Again: It´s just like connecteding some LEDs. Did you any time care about the voltage drop in a wire supplying a LED?
But if you are concerneed: Why don´t you just use an online tool for PCB trace calculations and they will show you the voltage drop and dissipation (temperature rise). (Btw: you should be able to calculate the same by hand)
On the other hand: What makes you think to use the minumum trace with. Just use a wide trace and all your concernes don´t exist anymore. Or use a supply plane.
1.the trace width in the current amplifier suited for the power of a single amplifier.
I have a main artery which will have 4 times more power then that.
This sounds as if you are able to calculate the trace width for the current of a single amplifier .. but unable to do the same for the current of 4 amplifiers. Makes no sense! If (again: IF) this is over your head, then doing electronics design will be a very hard job for you.

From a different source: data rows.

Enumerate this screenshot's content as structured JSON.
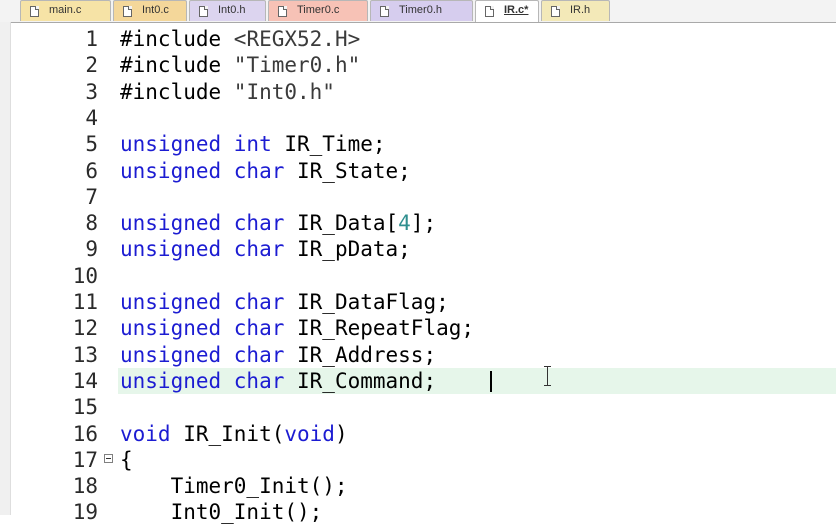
{
  "tabs": [
    {
      "label": "main.c",
      "color": "#f6e3a6"
    },
    {
      "label": "Int0.c",
      "color": "#f4d79a"
    },
    {
      "label": "Int0.h",
      "color": "#dcd4ef"
    },
    {
      "label": "Timer0.c",
      "color": "#f7c2b6"
    },
    {
      "label": "Timer0.h",
      "color": "#d6cdee"
    },
    {
      "label": "IR.c*",
      "color": "#ffffff"
    },
    {
      "label": "IR.h",
      "color": "#f3e9b8"
    }
  ],
  "editor": {
    "current_line": 14,
    "lines": [
      {
        "num": "1",
        "parts": [
          {
            "t": "#include "
          },
          {
            "t": "<REGX52.H>",
            "c": "str"
          }
        ]
      },
      {
        "num": "2",
        "parts": [
          {
            "t": "#include "
          },
          {
            "t": "\"Timer0.h\"",
            "c": "str"
          }
        ]
      },
      {
        "num": "3",
        "parts": [
          {
            "t": "#include "
          },
          {
            "t": "\"Int0.h\"",
            "c": "str"
          }
        ]
      },
      {
        "num": "4",
        "parts": []
      },
      {
        "num": "5",
        "parts": [
          {
            "t": "unsigned int",
            "c": "kw"
          },
          {
            "t": " IR_Time;"
          }
        ]
      },
      {
        "num": "6",
        "parts": [
          {
            "t": "unsigned char",
            "c": "kw"
          },
          {
            "t": " IR_State;"
          }
        ]
      },
      {
        "num": "7",
        "parts": []
      },
      {
        "num": "8",
        "parts": [
          {
            "t": "unsigned char",
            "c": "kw"
          },
          {
            "t": " IR_Data["
          },
          {
            "t": "4",
            "c": "num"
          },
          {
            "t": "];"
          }
        ]
      },
      {
        "num": "9",
        "parts": [
          {
            "t": "unsigned char",
            "c": "kw"
          },
          {
            "t": " IR_pData;"
          }
        ]
      },
      {
        "num": "10",
        "parts": []
      },
      {
        "num": "11",
        "parts": [
          {
            "t": "unsigned char",
            "c": "kw"
          },
          {
            "t": " IR_DataFlag;"
          }
        ]
      },
      {
        "num": "12",
        "parts": [
          {
            "t": "unsigned char",
            "c": "kw"
          },
          {
            "t": " IR_RepeatFlag;"
          }
        ]
      },
      {
        "num": "13",
        "parts": [
          {
            "t": "unsigned char",
            "c": "kw"
          },
          {
            "t": " IR_Address;"
          }
        ]
      },
      {
        "num": "14",
        "parts": [
          {
            "t": "unsigned char",
            "c": "kw"
          },
          {
            "t": " IR_Command;"
          }
        ]
      },
      {
        "num": "15",
        "parts": []
      },
      {
        "num": "16",
        "parts": [
          {
            "t": "void",
            "c": "kw"
          },
          {
            "t": " IR_Init("
          },
          {
            "t": "void",
            "c": "kw"
          },
          {
            "t": ")"
          }
        ]
      },
      {
        "num": "17",
        "parts": [
          {
            "t": "{"
          }
        ],
        "fold": true
      },
      {
        "num": "18",
        "parts": [
          {
            "t": "    Timer0_Init();"
          }
        ]
      },
      {
        "num": "19",
        "parts": [
          {
            "t": "    Int0_Init();"
          }
        ]
      }
    ]
  }
}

2.i need to make sure every power amplifier get equal voltage
Basic question:
* WHY do they need to be equal?
* and what does "equal" mean to you. While it it easy to say that "2 = 2" and "2 unequal 3" when using with digital numbers. But doing the same with analog values is basically impossible. There will always be a difference. Difference in the range of picoVolts .. or difference in time .. at least when yoou take noise into consideration.
So you have to define what "equal" means (at least for yourself). How much deviation do you allow in the supply voltage of your OPAMPs? picoVolts? nanoVolts? microVolts? milliVolts?
What do expect will happen if one OPAMP´s supply is +4.9876V while at the other OPAMP it is 4.8123V?
(just random values)
If you are concerned that OPAMPs will "operate differently" .. then how do you overcome the fact that they will "operate differently" just because fo production tolerances?
In the QORVO amplifier they put the RF feeding and DC feeding in the same layer for one amplifier.
Looking at the PCB layers is it possible to feed in parraler bit RF and DC?
Now you switch over to RF. A complete different topic.
DC supply routing is as far from RF signal routing as can be.
* with DC routing you (mainly) care about voltage drop and heat, basically caused by ohmi loss of the trace. You can´t go wrong using wider traces.
* with RF you (mainly) are concerened about charactereistic trace impedance, delay, EMI, EMC, HF loss. You have to carre about trace width, core thickness, nearby traces....
With DC there is no impedance! It´s just pure ohmic resistance.
The only thing to keep in mind: use a suitable decoupling capacitor at the point of load (OPAMPs), so that the remaining (unavoidable) AC is low in frequency and low in level. But this is not a difficult nor an extra task, it should be standard to put suitable decoupling capacitors at each supply pin of each IC.